When Is PMI Required? PMI may be required when you’re purchasing a house or refinancing your mortgage. In addition, lenders may require PMI on certain loans if: - Your down payment is less than 20% - For refinance loans: Your loan-to-value ratio is over 80%

Who Provides PMI? If you do need to pay PMI, your lender, not you, will choose the provider of the PMI. In most cases, you won’t know the provider as you make the payment directly to your lender, and they will pass the PMI portion along to the PMI provider.

When Do You Pay PMI? PMI payments can be paid in a few ways depending on PMI type (more on that below). Your lender may let you choose how you pay your PMI, and others will make that decision for you. The most common PMI payment methods include: - Monthly Premium - Upfront Premium - Monthly and Upfront Premiums

Types of Private Mortgage Insurance (PMI)

Borrower-Paid Mortgage Insurance Borrower-Paid Mortgage Insurance (BPMI) is the most common type of PMI. BPMI is an extra payment you make each month in addition to your regular mortgage payment. You can request to have the BPMI payment canceled once you’ve hit the 20% equity mark, but lenders are not required to agree to do so.

Single-Premium Mortgage Insurance Single-premium mortgage insurance (SPMI) works a little differently than BPMI. With SPMI, the borrower pays the entirety of the PMI payment upfront. SPMI can be paid either in full at closing or financed into the mortgage.
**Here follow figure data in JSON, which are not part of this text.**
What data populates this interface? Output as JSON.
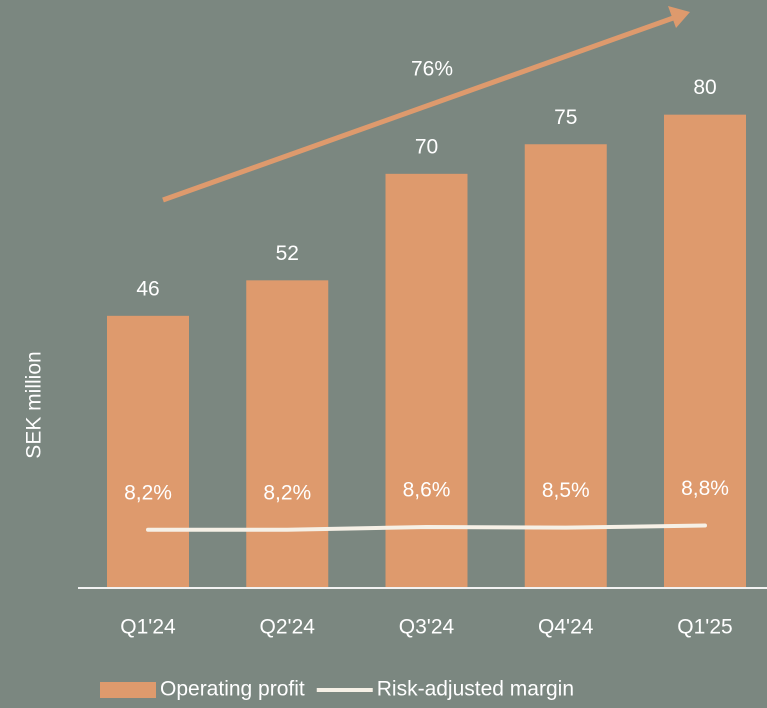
{
  "chart_data": {
    "type": "bar",
    "y_label": "SEK million",
    "annotation": "76%",
    "categories": [
      "Q1'24",
      "Q2'24",
      "Q3'24",
      "Q4'24",
      "Q1'25"
    ],
    "series": [
      {
        "name": "Operating profit",
        "color": "#de9a6d",
        "values": [
          46,
          52,
          70,
          75,
          80
        ]
      },
      {
        "name": "Risk-adjusted margin",
        "color": "#f6f0e6",
        "axis": "y2",
        "values": [
          8.2,
          8.2,
          8.6,
          8.5,
          8.8
        ],
        "value_labels": [
          "8,2%",
          "8,2%",
          "8,6%",
          "8,5%",
          "8,8%"
        ]
      }
    ],
    "ylim": [
      0,
      96
    ],
    "y2lim": [
      0,
      80
    ],
    "legend": "bottom"
  }
}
Split-Premium Mortgage Insurance Another form of PMI is Split-premium mortgage insurance, but it is the least common form of PMI. The best way to describe Split Premium PMI is a combination of BPMI and SPMI. With Split PMI, you’d pay part of the PMI as a lump sum at closing (like SPMI) and the rest as a regular monthly payment as with BPMI.

Lender-Paid Mortgage Insurance With lender-paid mortgage insurance (LPMI), technically, the lender will pay the mortgage insurance premium. However, you will pay for the PMI during the mortgage repayment in the form of a slightly higher interest rate.